JUNE 16, 1952
HYDE PARK, Sunday—Yesterday seems a long way off. We finished the Human Rights Commission session on Friday night—but it was really Saturday morning, and it was quite the longest session I have ever sat through. There were nights in Paris in 1948 when a session lasted until quarter to three, and one, if I remember rightly, that lasted until 4 a.m. But 20 minutes before 6 a.m. is the latest I have ever come out of a United Nations meeting. The day had already long seeped in through the windows when we finally parted, after nine weeks of meeting steadily day after day.
It was interesting that up to the very last the Soviet delegates played true to form. I had circulated a memorandum for which I had the various government departments look up certain statistics which would enable me to answer accusations made against the United States by the USSR, the Ukraine and Poland. After carefully checking on how they had arrived at their statements, I gave the methods used and the answers. They took this as a very unfair way to treat them—saying they could answer everything, but I had not given them the time. Yet it was certainly open to them to circulate every delegate just as I had done. Since the explanation of their vote, however, was made by the delegates of the USSR, the Ukraine and Poland somewhere around 4:30 to 5 o'clock in the morning, the other delegates were so sleepy that I think they heard very little of what was said.
I was glad to have Mr. Morosov join with us in the kind things that were said of the officers and staff. He acted with very good grace and the commission closed on a very pleasant note. I think Dr. Charles Malik, and Monsieur Cassin and Mme. Mehta when they presided in Dr. Malik's place, did an excellent piece of work, and this session has accomplished much.
The taxicab driver who picked me up as we were walking away from the U.N. looked slightly surprised and asked if I wasn't out rather early. It was 6 a.m. when I walked into my hotel, and the elevator boy looked at me in such astonishment that I hurriedly explained how we had been working all night.

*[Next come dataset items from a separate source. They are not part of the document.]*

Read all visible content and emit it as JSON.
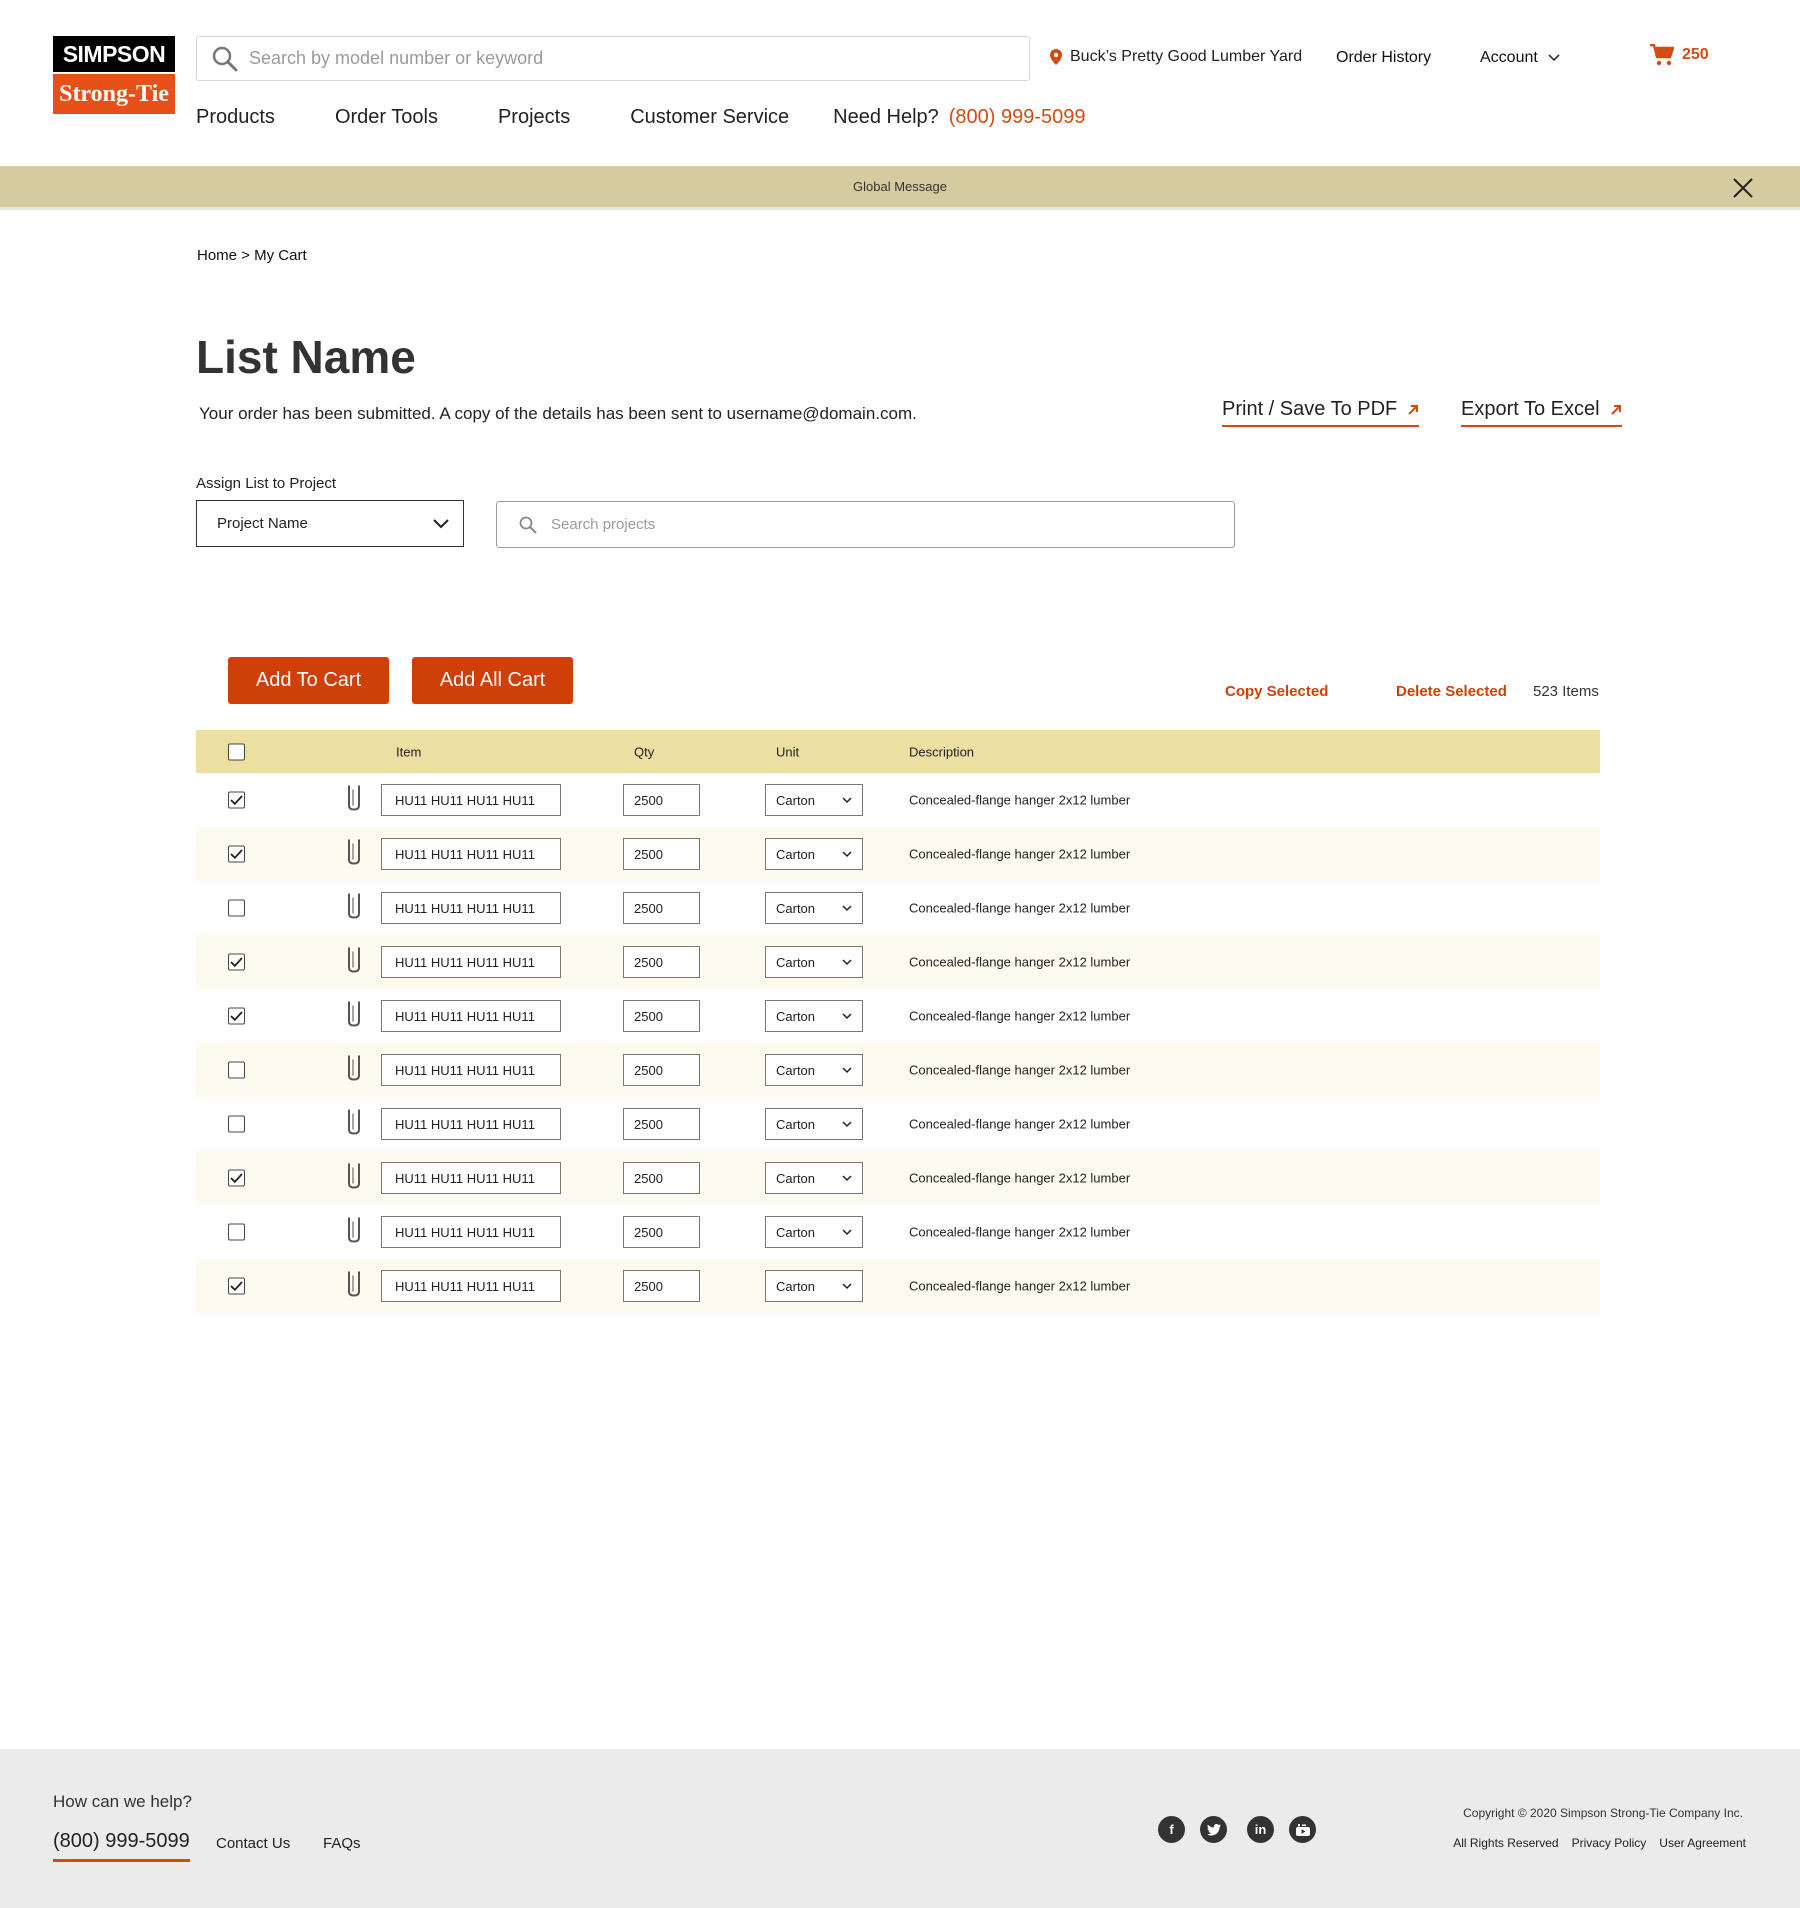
{
  "brand": {
    "logo_top": "SIMPSON",
    "logo_bottom": "Strong-Tie",
    "accent": "#cf4008"
  },
  "header": {
    "search_placeholder": "Search by model number or keyword",
    "location": "Buck’s Pretty Good Lumber Yard",
    "order_history": "Order History",
    "account": "Account",
    "cart_count": "250"
  },
  "nav": {
    "items": [
      "Products",
      "Order Tools",
      "Projects",
      "Customer Service"
    ],
    "help_label": "Need Help?",
    "help_phone": "(800) 999-5099"
  },
  "global_message": "Global Message",
  "breadcrumb": "Home > My Cart",
  "page": {
    "title": "List Name",
    "submitted_text": "Your order has been submitted. A copy of the details has been sent to username@domain.com.",
    "print_link": "Print / Save To PDF",
    "excel_link": "Export To Excel",
    "assign_label": "Assign List to Project",
    "project_select": "Project Name",
    "project_search_placeholder": "Search projects"
  },
  "actions": {
    "add_to_cart": "Add To Cart",
    "add_all_cart": "Add All Cart",
    "copy_selected": "Copy Selected",
    "delete_selected": "Delete Selected",
    "items_count": "523 Items"
  },
  "table": {
    "headers": {
      "item": "Item",
      "qty": "Qty",
      "unit": "Unit",
      "description": "Description"
    },
    "header_checked": false,
    "rows": [
      {
        "checked": true,
        "item": "HU11  HU11 HU11 HU11",
        "qty": "2500",
        "unit": "Carton",
        "description": "Concealed-flange hanger 2x12 lumber"
      },
      {
        "checked": true,
        "item": "HU11  HU11 HU11 HU11",
        "qty": "2500",
        "unit": "Carton",
        "description": "Concealed-flange hanger 2x12 lumber"
      },
      {
        "checked": false,
        "item": "HU11  HU11 HU11 HU11",
        "qty": "2500",
        "unit": "Carton",
        "description": "Concealed-flange hanger 2x12 lumber"
      },
      {
        "checked": true,
        "item": "HU11  HU11 HU11 HU11",
        "qty": "2500",
        "unit": "Carton",
        "description": "Concealed-flange hanger 2x12 lumber"
      },
      {
        "checked": true,
        "item": "HU11  HU11 HU11 HU11",
        "qty": "2500",
        "unit": "Carton",
        "description": "Concealed-flange hanger 2x12 lumber"
      },
      {
        "checked": false,
        "item": "HU11  HU11 HU11 HU11",
        "qty": "2500",
        "unit": "Carton",
        "description": "Concealed-flange hanger 2x12 lumber"
      },
      {
        "checked": false,
        "item": "HU11  HU11 HU11 HU11",
        "qty": "2500",
        "unit": "Carton",
        "description": "Concealed-flange hanger 2x12 lumber"
      },
      {
        "checked": true,
        "item": "HU11  HU11 HU11 HU11",
        "qty": "2500",
        "unit": "Carton",
        "description": "Concealed-flange hanger 2x12 lumber"
      },
      {
        "checked": false,
        "item": "HU11  HU11 HU11 HU11",
        "qty": "2500",
        "unit": "Carton",
        "description": "Concealed-flange hanger 2x12 lumber"
      },
      {
        "checked": true,
        "item": "HU11  HU11 HU11 HU11",
        "qty": "2500",
        "unit": "Carton",
        "description": "Concealed-flange hanger 2x12 lumber"
      }
    ]
  },
  "footer": {
    "help": "How can we help?",
    "phone": "(800) 999-5099",
    "contact": "Contact Us",
    "faqs": "FAQs",
    "social": [
      "facebook-icon",
      "twitter-icon",
      "linkedin-icon",
      "youtube-icon"
    ],
    "copyright": "Copyright © 2020 Simpson Strong-Tie Company Inc.",
    "links": [
      "All Rights Reserved",
      "Privacy Policy",
      "User Agreement"
    ]
  }
}
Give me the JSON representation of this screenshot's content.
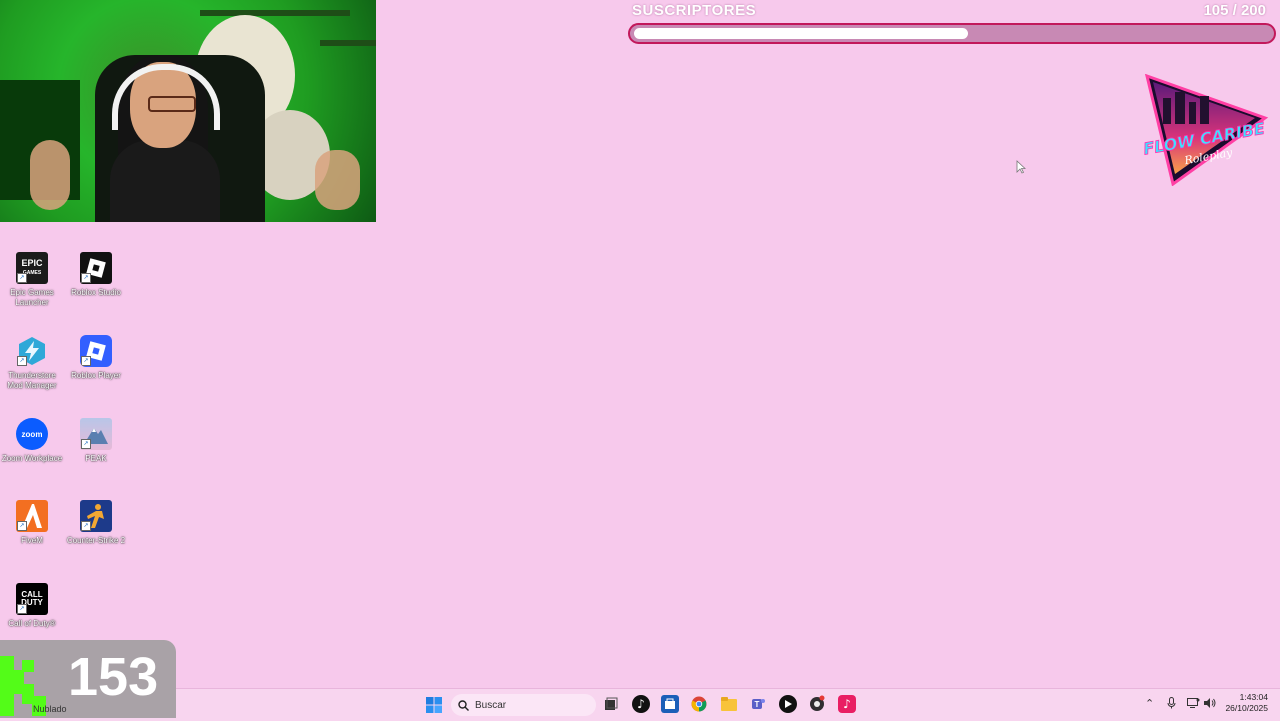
{
  "overlay": {
    "goal_label": "SUSCRIPTORES",
    "goal_current": "105",
    "goal_target": "200",
    "goal_count_text": "105 / 200",
    "goal_fraction": 0.525,
    "counter_value": "153",
    "logo_text_1": "FLOW CARIBE",
    "logo_text_2": "Roleplay"
  },
  "desktop": {
    "icons": [
      {
        "label": "Epic Games Launcher",
        "icon": "epic-games-icon",
        "glyph": "EPIC\nGAMES"
      },
      {
        "label": "Roblox Studio",
        "icon": "roblox-studio-icon"
      },
      {
        "label": "Thunderstore Mod Manager",
        "icon": "thunderstore-icon"
      },
      {
        "label": "Roblox Player",
        "icon": "roblox-player-icon"
      },
      {
        "label": "Zoom Workplace",
        "icon": "zoom-icon",
        "glyph": "zoom"
      },
      {
        "label": "PEAK",
        "icon": "peak-icon"
      },
      {
        "label": "FiveM",
        "icon": "fivem-icon"
      },
      {
        "label": "Counter-Strike 2",
        "icon": "counter-strike-icon"
      },
      {
        "label": "Call of Duty®",
        "icon": "call-of-duty-icon",
        "glyph": "CALL\nDUTY"
      }
    ]
  },
  "taskbar": {
    "weather": "Nublado",
    "search_placeholder": "Buscar",
    "time": "1:43:04",
    "date": "26/10/2025"
  },
  "colors": {
    "background": "#f7c9ec",
    "goal_border": "#c2185b",
    "kick_green": "#53fc18"
  }
}
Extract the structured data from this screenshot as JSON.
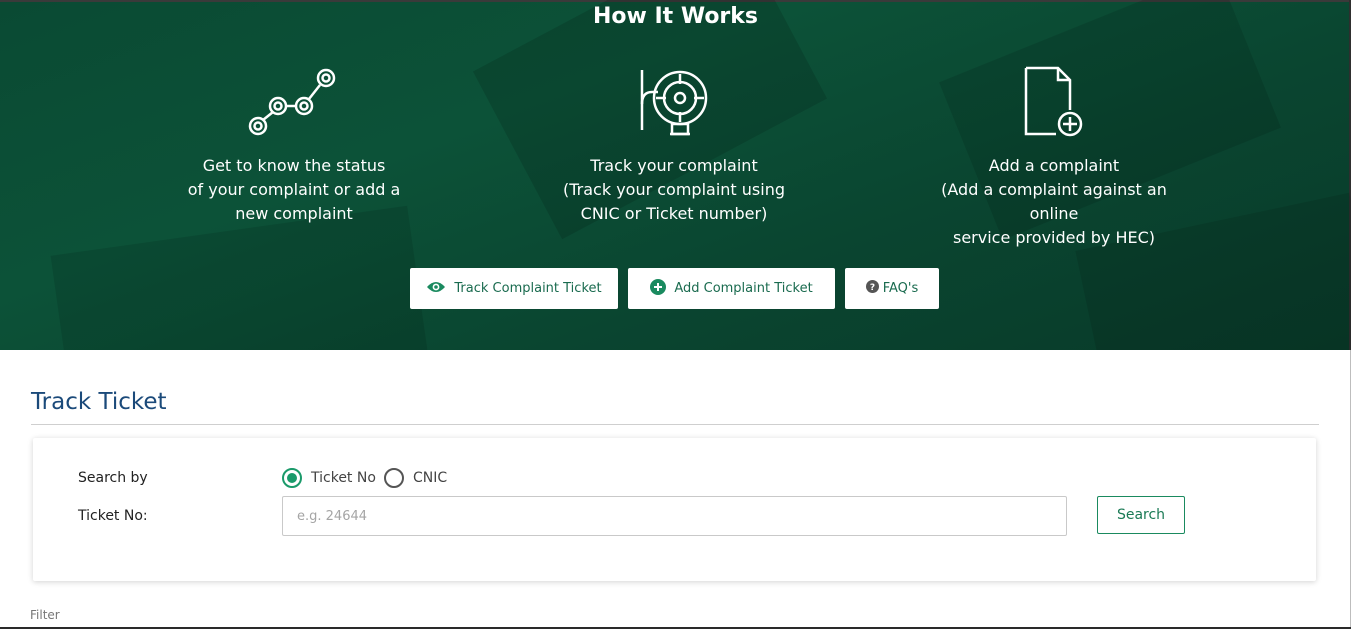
{
  "hero": {
    "title": "How It Works",
    "features": [
      {
        "icon": "progress-path-icon",
        "lines": [
          "Get to know the status",
          "of your complaint or add a",
          "new complaint"
        ]
      },
      {
        "icon": "target-track-icon",
        "lines": [
          "Track your complaint",
          "(Track your complaint using",
          "CNIC or Ticket number)"
        ]
      },
      {
        "icon": "add-document-icon",
        "lines": [
          "Add a complaint",
          "(Add a complaint against an online",
          "service provided by HEC)"
        ]
      }
    ],
    "buttons": {
      "track": "Track Complaint Ticket",
      "add": "Add Complaint Ticket",
      "faq": "FAQ's"
    }
  },
  "track": {
    "title": "Track Ticket",
    "search_by_label": "Search by",
    "options": [
      "Ticket No",
      "CNIC"
    ],
    "selected": "Ticket No",
    "ticket_label": "Ticket No:",
    "ticket_placeholder": "e.g. 24644",
    "ticket_value": "",
    "search_button": "Search"
  },
  "filter_label": "Filter",
  "colors": {
    "accent": "#1a9a6a",
    "hero_bg": "#0b4d35",
    "title_blue": "#1b4a7a"
  }
}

At 7 p.m. on Friday, when I found we were going to sit until late in the evening, I had sent a telegram saying I could not be present at the dedication of two new wings to the International Business Machine building here in Poughkeepsie. But when I got to my hotel at 6 a.m. I found a note saying everyone was much disappointed. I made up my mind not to go to bed at all, but to catch the 8:10 daylight train to Poughkeepsie. Miss Thompson and I took it, and when we arrived in Poughkeepsie I went straight to "The Homestead" to meet Mr. and Mrs. Thomas J. Watson and their friends. We all attended the dedication ceremonies, at which two plaques were given to Mr. Watson by the Chamber of Commerce in commemoration of the event. The workers in the plant gave him a silver trowel, with which he laid the corner stone. Mme. Novotna and James Melton sang, and I thought the program delightful.